There was a body in the trunk, charred beyond recognition and another in the front passenger seat, similarly cooked. In the back seat, the investigators found the charred remains of a tiny body, still strapped to a blackened car-seat, unrecognizable as the remains of a human being.
A shiny 50-eurocent coin was found on the roof of the burnt-out car, a known custom of the criminal group that owned the town, a message that meant that it was a vendetta for an unpaid drug debt.
Welcome to the world of the ‘Ndrangheta, the deadliest organized crime group in the world, with annual revenues from drug trafficking and murder of over $80 billion, a tidy sum which also happens to equal 3.5% of Italy’s GDP and double that of the auto behemoth, Fiat.
Maybe it is the apostrophe in front of the name, but it sends a chill down my spine.
Coco was not the only child collateral damage. Clockwise from Coco, blue-eyed three-year-old Domenico Petruzelli didn’t know his mum’s boyfriend was a ‘Ndrangheta goon. One day in March 2014, hitmen forced the family car off the road and opened fire with machine guns. Domenico died instantly, in a hail of bullets.
Valentina Terracciano, just two, was killed in 2000, in a machinegun crossfire which raked a flower shop in Pollena Trocchia, near Naples. The store belonged to her uncle, a Camorra member and the real target.
Claudio Domino, 11, was shot in the forehead because he was witness to a murder, in Palermo, Sicily.
Annalisa Durante, 14, was a bystander used as a human shield in a clash between two rival Naples clans in 2004. She was fatally shot in the back of the head.
(In the last decade alone, over 80 children and some 800 innocent bystanders have fallen for being at the wrong place at the wrong time).

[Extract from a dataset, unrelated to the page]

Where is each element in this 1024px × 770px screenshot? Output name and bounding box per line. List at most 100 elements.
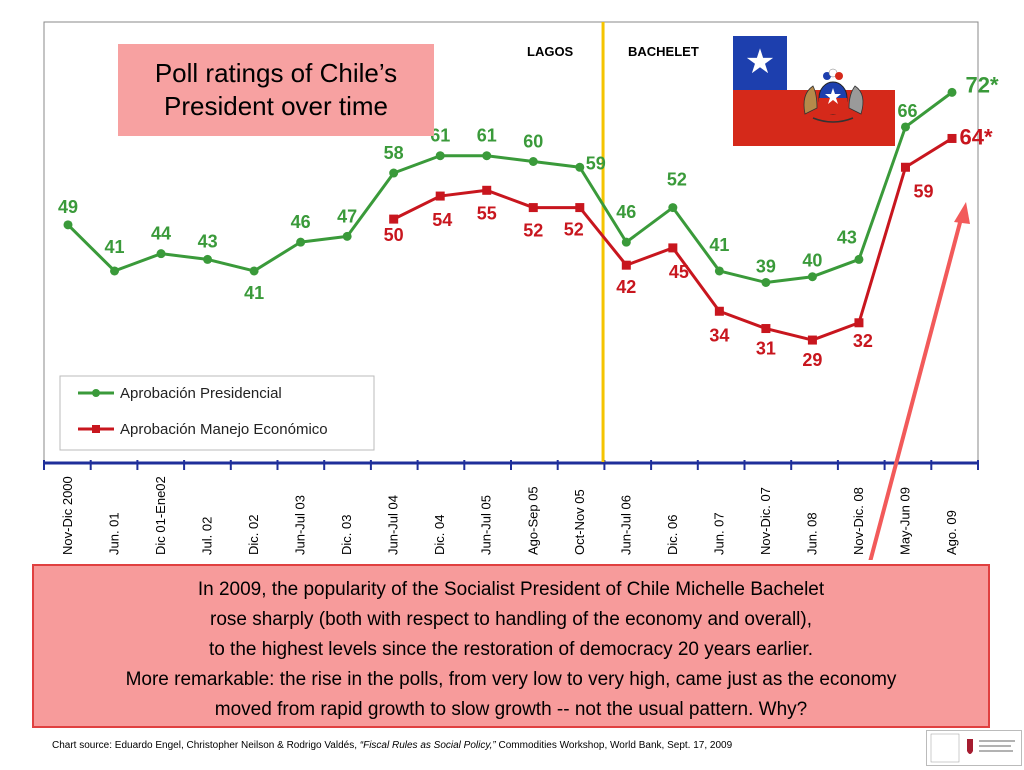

If you get on the wrong side of the ‘Ndrangheta, one of the following two things can happen to you – they will either dissolve you in in a vat of highly concentrated hydrochloric acid, alive or feed you alive to deliberately starved pigs who will nibble at you, sometimes for as long as 24 hours, before you finally die.
The pain attached to such forms of killing simply cannot be imagined by any sane mind. The ‘Ndrangheta most probably has something akin to our Methods Department at my workplace, which creates manufacturing methods, constantly looking for newer and more ingenious ways to make parts.
I am trying to imagine a mass-circulated email, similar to the ones we get at work, updating us on how a new component is being planned to be trial manufactured. The acid vat procedure might read like –
Ensure test sample is breathing. Revive with cold water if necessary. (It isn’t much fun otherwise).
Put on CSTW-2 ear muffs, in case he screams (he will and it’ll be awful loud in there).
Lower sample gently into vat.
Soak for 24 hours.
Neutralize contents of vat with caustic soda and discard in sewer.
(Caution: Make sure the floor around the vat isn’t slippery and your partner does not bear a grudge against you).
I would prepare a process chart for the hungry-pigs method but trust me, you don’t have the stomach for it.